The term CAPRI is used for the five Design, Architecture and Building faculty graduate attribute categories where:

C = communication and groupwork

A = attitudes and values

P = practical and professional

R = research and critique

I = innovation and creativity.

Course intended learning outcomes (CILOs) are linked to these categories using codes (e.g. C-1, A-3, P-4, etc.).

Teaching and learning strategies

Content will be delivered through project-based learning. People enrolled to the subject will be expected to be actively involved in the tutorials to enrich the knowledge of the class.

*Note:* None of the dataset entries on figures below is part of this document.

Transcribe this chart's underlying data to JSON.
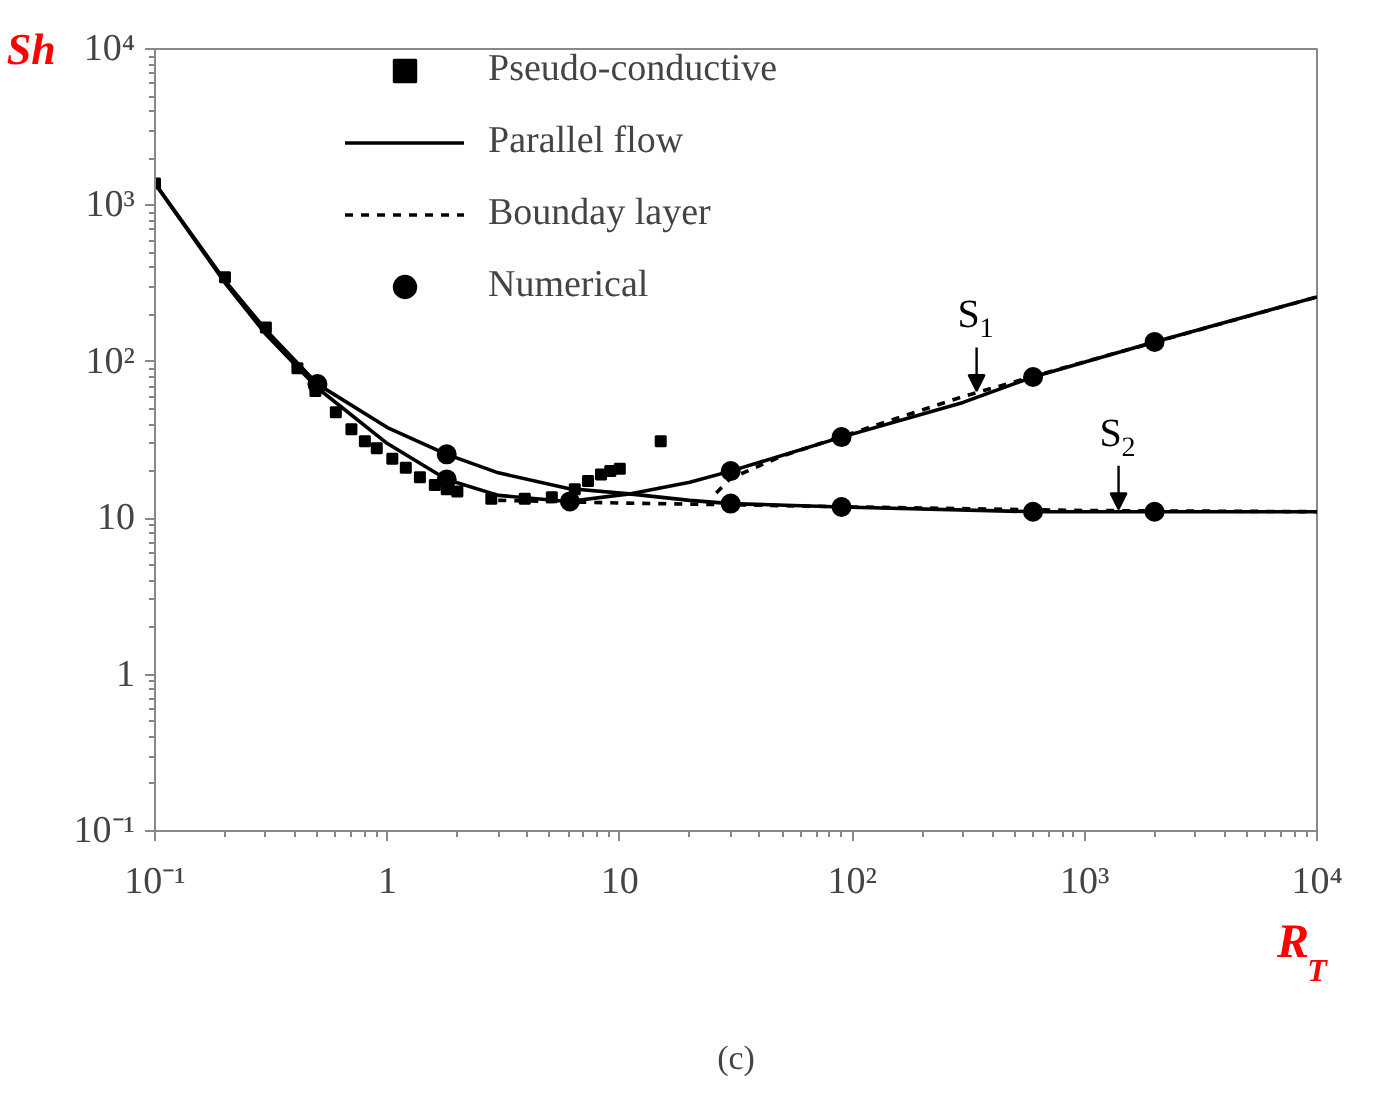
{
  "chart_data": {
    "type": "line",
    "xlabel": "R$_{T}$",
    "ylabel": "Sh",
    "log": "xy",
    "grid": false,
    "legend": "top left",
    "xlim": [
      0.1,
      10000
    ],
    "ylim": [
      0.1,
      10000
    ],
    "xticks": [
      {
        "value": 0.1,
        "label": "10⁻¹"
      },
      1,
      10,
      {
        "value": 100,
        "label": "10²"
      },
      {
        "value": 1000,
        "label": "10³"
      },
      {
        "value": 10000,
        "label": "10⁴"
      }
    ],
    "yticks": [
      {
        "value": 0.1,
        "label": "10⁻¹"
      },
      1,
      10,
      {
        "value": 100,
        "label": "10²"
      },
      {
        "value": 1000,
        "label": "10³"
      },
      {
        "value": 10000,
        "label": "10⁴"
      }
    ],
    "series": [
      {
        "name": "Pseudo-conductive",
        "type": "scatter",
        "marker": "square",
        "color": "#000000",
        "x": [
          0.1,
          0.2,
          0.3,
          0.41,
          0.49,
          0.6,
          0.7,
          0.8,
          0.9,
          1.05,
          1.2,
          1.38,
          1.6,
          1.8,
          2.0,
          2.8,
          3.9,
          5.1,
          6.4,
          7.3,
          8.3,
          9.1,
          10,
          15
        ],
        "values": [
          1380,
          347,
          166,
          91,
          65,
          47.5,
          37,
          31,
          28,
          24,
          21,
          18.3,
          16.3,
          15.3,
          14.8,
          13.3,
          13.3,
          13.6,
          15.3,
          17.3,
          19,
          20,
          20.7,
          31
        ]
      },
      {
        "name": "Parallel flow",
        "line_style": "solid",
        "color": "#000000",
        "x": [
          0.1,
          0.2,
          0.3,
          0.5,
          1,
          1.8,
          3,
          6,
          11,
          20,
          30,
          90,
          600,
          2000,
          10000
        ],
        "values": [
          1380,
          330,
          160,
          72,
          38,
          25.6,
          19.5,
          15.5,
          14.3,
          13,
          12.4,
          11.8,
          11,
          11,
          11
        ]
      },
      {
        "line_style": "solid",
        "color": "#000000",
        "x": [
          0.1,
          0.2,
          0.3,
          0.5,
          1,
          1.8,
          3,
          6,
          11,
          20,
          30,
          90,
          300,
          600,
          2000,
          10000
        ],
        "values": [
          1380,
          320,
          150,
          68,
          30,
          17.7,
          14,
          12.8,
          14.3,
          17,
          20,
          33,
          55,
          80,
          134,
          260
        ]
      },
      {
        "name": "Bounday layer",
        "line_style": "dashed",
        "color": "#000000",
        "x": [
          3,
          5,
          10,
          20,
          30,
          100,
          1000,
          10000
        ],
        "values": [
          13,
          12.8,
          12.5,
          12.3,
          12.2,
          11.8,
          11.2,
          11
        ]
      },
      {
        "line_style": "dashed",
        "color": "#000000",
        "x": [
          26,
          30,
          50,
          100,
          300,
          1000,
          10000
        ],
        "values": [
          14.5,
          18,
          25,
          35,
          60,
          100,
          260
        ]
      },
      {
        "name": "Numerical",
        "type": "scatter",
        "marker": "circle",
        "color": "#000000",
        "x": [
          0.5,
          1.8,
          1.8,
          6.1,
          30,
          30,
          90,
          90,
          600,
          600,
          2000,
          2000
        ],
        "values": [
          72,
          25.6,
          17.7,
          12.8,
          20,
          12.4,
          33,
          11.8,
          80,
          11,
          134,
          11
        ]
      }
    ],
    "annotations": [
      {
        "text": "S$_{1}$",
        "x": 343,
        "y": 65
      },
      {
        "text": "S$_{2}$",
        "x": 1400,
        "y": 11.4
      },
      "(c)"
    ]
  }
}
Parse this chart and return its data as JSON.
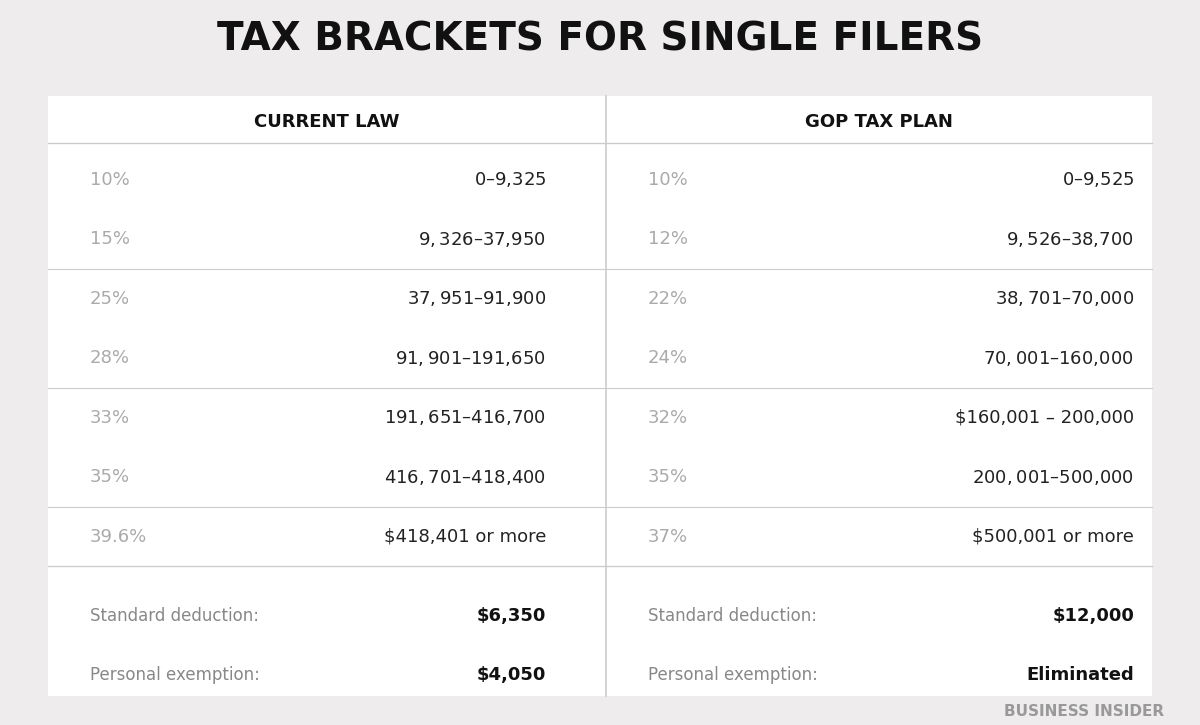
{
  "title": "TAX BRACKETS FOR SINGLE FILERS",
  "title_fontsize": 28,
  "bg_color": "#eeecec",
  "col_header_left": "CURRENT LAW",
  "col_header_right": "GOP TAX PLAN",
  "header_fontsize": 13,
  "current_law": [
    [
      "10%",
      "$0 – $9,325"
    ],
    [
      "15%",
      "$9,326 – $37,950"
    ],
    [
      "25%",
      "$37,951 – $91,900"
    ],
    [
      "28%",
      "$91,901 – $191,650"
    ],
    [
      "33%",
      "$191,651 – $416,700"
    ],
    [
      "35%",
      "$416,701 – $418,400"
    ],
    [
      "39.6%",
      "$418,401 or more"
    ]
  ],
  "gop_plan": [
    [
      "10%",
      "$0 – $9,525"
    ],
    [
      "12%",
      "$9,526 – $38,700"
    ],
    [
      "22%",
      "$38,701 – $70,000"
    ],
    [
      "24%",
      "$70,001 – $160,000"
    ],
    [
      "32%",
      "$160,001 – 200,000"
    ],
    [
      "35%",
      "$200,001 – $500,000"
    ],
    [
      "37%",
      "$500,001 or more"
    ]
  ],
  "current_deduction_label": "Standard deduction:",
  "current_deduction_value": "$6,350",
  "current_exemption_label": "Personal exemption:",
  "current_exemption_value": "$4,050",
  "gop_deduction_label": "Standard deduction:",
  "gop_deduction_value": "$12,000",
  "gop_exemption_label": "Personal exemption:",
  "gop_exemption_value": "Eliminated",
  "rate_color": "#aaaaaa",
  "range_color": "#222222",
  "label_color": "#888888",
  "divider_color": "#cccccc",
  "watermark": "BUSINESS INSIDER",
  "watermark_color": "#999999",
  "watermark_fontsize": 11,
  "group_separators": [
    1,
    3,
    5
  ]
}
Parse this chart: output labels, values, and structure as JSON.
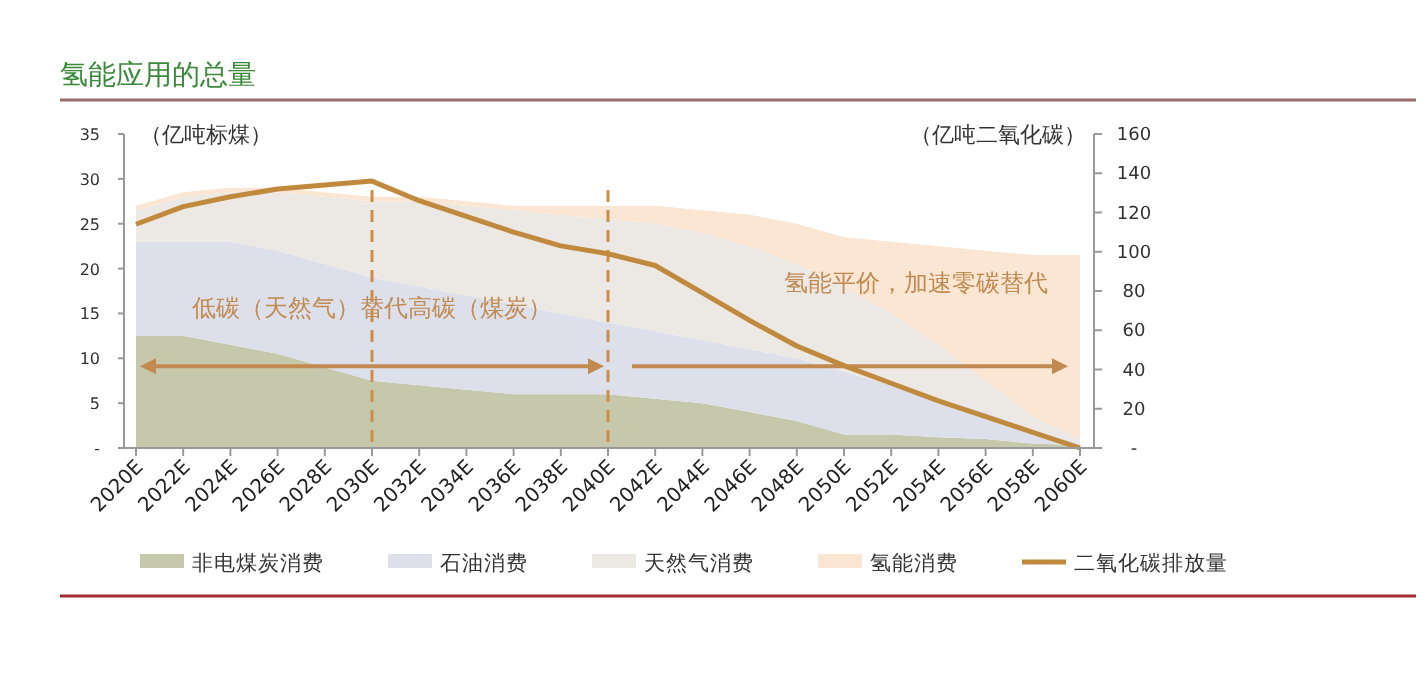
{
  "chart_data": {
    "type": "area",
    "title": "氢能应用的总量",
    "stacked": true,
    "categories": [
      "2020E",
      "2022E",
      "2024E",
      "2026E",
      "2028E",
      "2030E",
      "2032E",
      "2034E",
      "2036E",
      "2038E",
      "2040E",
      "2042E",
      "2044E",
      "2046E",
      "2048E",
      "2050E",
      "2052E",
      "2054E",
      "2056E",
      "2058E",
      "2060E"
    ],
    "series": [
      {
        "name": "非电煤炭消费",
        "color": "#c5c8ab",
        "values": [
          12.5,
          12.5,
          11.5,
          10.5,
          9,
          7.5,
          7,
          6.5,
          6,
          6,
          6,
          5.5,
          5,
          4,
          3,
          1.5,
          1.5,
          1.2,
          1,
          0.5,
          0.3
        ]
      },
      {
        "name": "石油消费",
        "color": "#dde0ea",
        "values": [
          10.5,
          10.5,
          11.5,
          11.5,
          11.5,
          11.5,
          11,
          10.5,
          10,
          9,
          8,
          7.5,
          7,
          7,
          7,
          7,
          5.5,
          4.3,
          3,
          1.5,
          0.2
        ]
      },
      {
        "name": "天然气消费",
        "color": "#ece8e4",
        "values": [
          3.5,
          5,
          5.5,
          6.5,
          7.5,
          8.5,
          9.5,
          10,
          10.5,
          11,
          11.5,
          12,
          12,
          11.5,
          10.5,
          9.5,
          8,
          6,
          3.5,
          1.5,
          0.5
        ]
      },
      {
        "name": "氢能消费",
        "color": "#fbe5d3",
        "values": [
          0.5,
          0.5,
          0.5,
          0.5,
          0.5,
          0.5,
          0.5,
          0.5,
          0.5,
          1,
          1.5,
          2,
          2.5,
          3.5,
          4.5,
          5.5,
          8,
          11,
          14.5,
          18,
          20.5
        ]
      },
      {
        "name": "二氧化碳排放量",
        "color": "#c08a3e",
        "type": "line",
        "axis": "y2",
        "values": [
          114,
          123,
          128,
          132,
          134,
          136,
          126,
          118,
          110,
          103,
          99,
          93,
          79,
          65,
          52,
          42,
          33,
          24,
          16,
          8,
          0
        ]
      }
    ],
    "ylabel": "（亿吨标煤）",
    "y2label": "（亿吨二氧化碳）",
    "ylim": [
      0,
      35
    ],
    "yticks": [
      {
        "value": 0,
        "label": "-"
      },
      5,
      10,
      15,
      20,
      25,
      30,
      35
    ],
    "y2lim": [
      0,
      160
    ],
    "y2ticks": [
      {
        "value": 0,
        "label": "-"
      },
      20,
      40,
      60,
      80,
      100,
      120,
      140,
      160
    ],
    "ref_lines": [
      {
        "axis": "x",
        "value": "2030E",
        "color": "#c8904a",
        "line_style": "dashed"
      },
      {
        "axis": "x",
        "value": "2040E",
        "color": "#c8904a",
        "line_style": "dashed"
      }
    ],
    "annotations": [
      "低碳（天然气）替代高碳（煤炭）",
      "氢能平价，加速零碳替代"
    ],
    "legend": "bottom"
  }
}
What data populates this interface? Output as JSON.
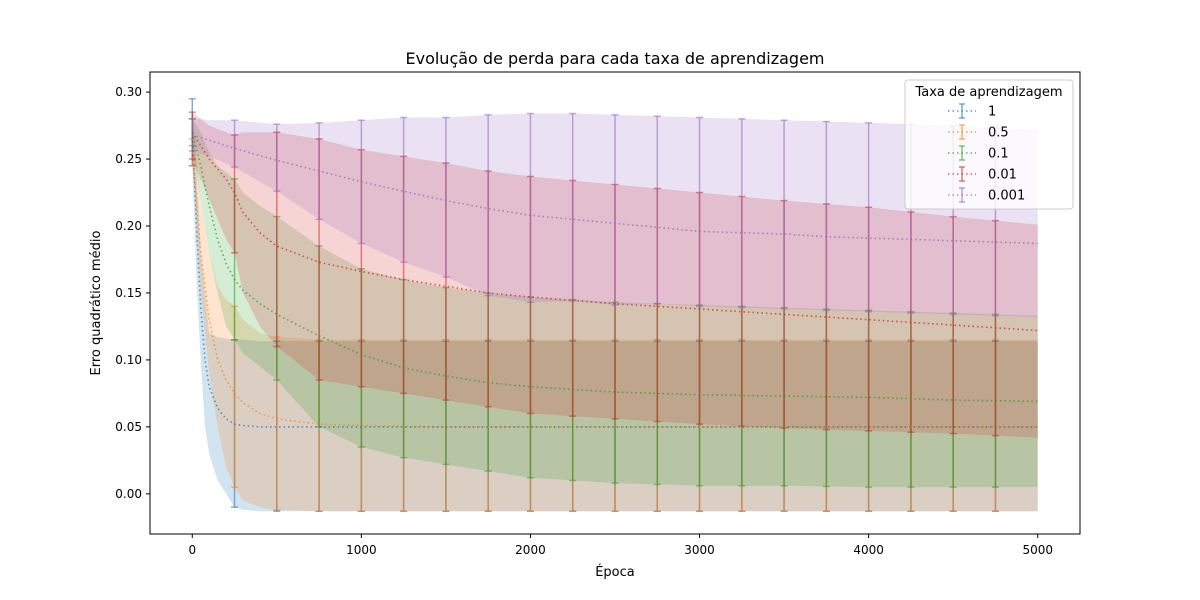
{
  "chart_data": {
    "type": "line",
    "title": "Evolução de perda para cada taxa de aprendizagem",
    "xlabel": "Época",
    "ylabel": "Erro quadrático médio",
    "xlim": [
      -250,
      5250
    ],
    "ylim": [
      -0.03,
      0.315
    ],
    "xticks": [
      0,
      1000,
      2000,
      3000,
      4000,
      5000
    ],
    "yticks": [
      0.0,
      0.05,
      0.1,
      0.15,
      0.2,
      0.25,
      0.3
    ],
    "ytick_labels": [
      "0.00",
      "0.05",
      "0.10",
      "0.15",
      "0.20",
      "0.25",
      "0.30"
    ],
    "grid": false,
    "legend": {
      "title": "Taxa de aprendizagem",
      "placement": "top-right"
    },
    "errorbar_x": [
      0,
      250,
      500,
      750,
      1000,
      1250,
      1500,
      1750,
      2000,
      2250,
      2500,
      2750,
      3000,
      3250,
      3500,
      3750,
      4000,
      4250,
      4500,
      4750
    ],
    "series": [
      {
        "name": "1",
        "color": "#1f77b4",
        "x": [
          0,
          25,
          50,
          75,
          100,
          150,
          200,
          250,
          300,
          400,
          500,
          750,
          1000,
          1500,
          2000,
          3000,
          4000,
          5000
        ],
        "mean": [
          0.27,
          0.2,
          0.14,
          0.1,
          0.08,
          0.064,
          0.056,
          0.052,
          0.051,
          0.05,
          0.05,
          0.05,
          0.05,
          0.05,
          0.05,
          0.05,
          0.05,
          0.05
        ],
        "lower": [
          0.245,
          0.16,
          0.1,
          0.05,
          0.03,
          0.01,
          0.0,
          -0.01,
          -0.012,
          -0.013,
          -0.013,
          -0.013,
          -0.013,
          -0.013,
          -0.013,
          -0.013,
          -0.013,
          -0.013
        ],
        "upper": [
          0.295,
          0.24,
          0.18,
          0.15,
          0.12,
          0.117,
          0.116,
          0.115,
          0.115,
          0.114,
          0.114,
          0.114,
          0.114,
          0.114,
          0.114,
          0.114,
          0.114,
          0.114
        ]
      },
      {
        "name": "0.5",
        "color": "#ff7f0e",
        "x": [
          0,
          25,
          50,
          100,
          150,
          200,
          250,
          300,
          400,
          500,
          750,
          1000,
          1500,
          2000,
          3000,
          4000,
          5000
        ],
        "mean": [
          0.255,
          0.22,
          0.18,
          0.13,
          0.1,
          0.085,
          0.075,
          0.068,
          0.06,
          0.056,
          0.052,
          0.051,
          0.05,
          0.05,
          0.05,
          0.05,
          0.05
        ],
        "lower": [
          0.245,
          0.2,
          0.15,
          0.09,
          0.05,
          0.02,
          0.005,
          -0.005,
          -0.01,
          -0.012,
          -0.013,
          -0.013,
          -0.013,
          -0.013,
          -0.013,
          -0.013,
          -0.013
        ],
        "upper": [
          0.265,
          0.25,
          0.22,
          0.18,
          0.155,
          0.145,
          0.14,
          0.13,
          0.12,
          0.117,
          0.115,
          0.115,
          0.115,
          0.115,
          0.115,
          0.115,
          0.115
        ]
      },
      {
        "name": "0.1",
        "color": "#2ca02c",
        "x": [
          0,
          50,
          100,
          150,
          200,
          250,
          300,
          400,
          500,
          750,
          1000,
          1250,
          1500,
          1750,
          2000,
          2500,
          3000,
          3500,
          4000,
          4500,
          5000
        ],
        "mean": [
          0.27,
          0.245,
          0.215,
          0.19,
          0.172,
          0.16,
          0.152,
          0.142,
          0.134,
          0.118,
          0.104,
          0.094,
          0.088,
          0.083,
          0.08,
          0.076,
          0.074,
          0.073,
          0.072,
          0.07,
          0.069
        ],
        "lower": [
          0.26,
          0.22,
          0.18,
          0.15,
          0.125,
          0.115,
          0.105,
          0.095,
          0.085,
          0.05,
          0.035,
          0.027,
          0.022,
          0.017,
          0.012,
          0.008,
          0.006,
          0.006,
          0.005,
          0.005,
          0.005
        ],
        "upper": [
          0.28,
          0.27,
          0.255,
          0.245,
          0.24,
          0.235,
          0.225,
          0.215,
          0.207,
          0.185,
          0.168,
          0.16,
          0.154,
          0.15,
          0.147,
          0.143,
          0.141,
          0.139,
          0.137,
          0.135,
          0.133
        ]
      },
      {
        "name": "0.01",
        "color": "#d62728",
        "x": [
          0,
          50,
          100,
          200,
          250,
          300,
          400,
          500,
          750,
          1000,
          1250,
          1500,
          1750,
          2000,
          2500,
          3000,
          3500,
          4000,
          4500,
          5000
        ],
        "mean": [
          0.27,
          0.26,
          0.25,
          0.235,
          0.225,
          0.21,
          0.195,
          0.185,
          0.173,
          0.166,
          0.16,
          0.155,
          0.15,
          0.147,
          0.142,
          0.138,
          0.134,
          0.13,
          0.126,
          0.122
        ],
        "lower": [
          0.25,
          0.235,
          0.22,
          0.19,
          0.18,
          0.15,
          0.125,
          0.11,
          0.085,
          0.08,
          0.075,
          0.07,
          0.065,
          0.06,
          0.056,
          0.052,
          0.049,
          0.047,
          0.045,
          0.042
        ],
        "upper": [
          0.285,
          0.28,
          0.275,
          0.27,
          0.268,
          0.27,
          0.27,
          0.27,
          0.265,
          0.257,
          0.252,
          0.247,
          0.241,
          0.237,
          0.231,
          0.225,
          0.219,
          0.214,
          0.207,
          0.201
        ]
      },
      {
        "name": "0.001",
        "color": "#9467bd",
        "x": [
          0,
          50,
          100,
          250,
          500,
          750,
          1000,
          1250,
          1500,
          1750,
          2000,
          2250,
          2500,
          2750,
          3000,
          3250,
          3500,
          3750,
          4000,
          4250,
          4500,
          4750,
          5000
        ],
        "mean": [
          0.268,
          0.266,
          0.264,
          0.258,
          0.249,
          0.241,
          0.233,
          0.226,
          0.219,
          0.213,
          0.208,
          0.205,
          0.202,
          0.199,
          0.196,
          0.195,
          0.194,
          0.192,
          0.191,
          0.19,
          0.189,
          0.188,
          0.187
        ],
        "lower": [
          0.256,
          0.254,
          0.252,
          0.244,
          0.226,
          0.205,
          0.187,
          0.173,
          0.162,
          0.148,
          0.143,
          0.144,
          0.141,
          0.142,
          0.14,
          0.139,
          0.138,
          0.137,
          0.136,
          0.135,
          0.134,
          0.133,
          0.132
        ],
        "upper": [
          0.28,
          0.28,
          0.279,
          0.279,
          0.276,
          0.277,
          0.279,
          0.281,
          0.281,
          0.283,
          0.284,
          0.284,
          0.283,
          0.282,
          0.281,
          0.28,
          0.279,
          0.278,
          0.277,
          0.276,
          0.275,
          0.273,
          0.272
        ]
      }
    ]
  }
}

This subject will take place in a computer lab. Sessions will involve a mix of guided instruction and demonstrations, student presentations and group-by-group desk-critiques.

Content (topics)

  • Architecture and Decarbonisation
  • Population thinking and evolutionary optimisation
  • Interpreting architectural projects parametrically
  • Building a Parametric Model
  • Implementing a simple evolutionary optimisation
  • Performing and interpreting solar simulations
  • Performing and interpreting structural simulations
  • Understanding the possible interrelations, trade-offs and synergies between solar and structural performance
  • Understanding the differences between quantitative and qualitative evaluation and their respective limits

Assessment

Assessment task 1: Computational Design

Intent:

This task aims to introduce students to the techniques and concepts of parametric modelling and to understanding projects not as static objects but instead as a variable system of possibilities.

Objective(s):

This task addresses the following subject learning objectives:

1, 2, 3 and 7

This task also addresses the following course intended learning outcomes that are linked with a code to indicate one of the five CAPRI graduate attribute categories (e.g. C.1, A.3, P.4, etc.):

C.2, I.2, P.1 and P.5

Type: Project
Groupwork: Group, individually assessed
Weight: 40%
Criteria linkages:
Criteria Weight (%) SLOs CILOs
Precedent selection and performance analysis 20 1 P.1
Parametric interpretation and modelling of precedent 40 2 I.2
Analysis interpretation 20 3 P.5
Visual and verbal communication 20 7 C.2
SLOs: subject learning objectives
CILOs: course intended learning outcomes

Assessment task 2: Evolutionary Optimisation

Intent:

This task aims to introduce students to the concepts and techniques of multi-criteria evolutionary optimisation.

Objective(s):

This task addresses the following subject learning objectives:

4, 5, 6 and 7

This task also addresses the following course intended learning outcomes that are linked with a code to indicate one of the five CAPRI graduate attribute categories (e.g. C.1, A.3, P.4, etc.):

C.2, I.2, P.6 and R.2

Type: Project
Groupwork: Group, individually assessed
Weight: 60%
Criteria linkages:
Criteria Weight (%) SLOs CILOs
Implement and interpret a computational analysis simulation (eg structural analysis or an agreed alternate simulation appropriate to your discipline) 20 4 P.6
Design and Implementation of multi-criteria optimisation 40 5 I.2
Feedback and iterative design response 20 6 R.2
Visual and verbal communication 20 7 C.2
SLOs: subject learning objectives
CILOs: course intended learning outcomes

Minimum requirements

The DAB attendance policy requires students to attend no less than 80% of formal teaching sessions (lectures and tutorials) for each class they are enrolled in to remain eligible for assessment.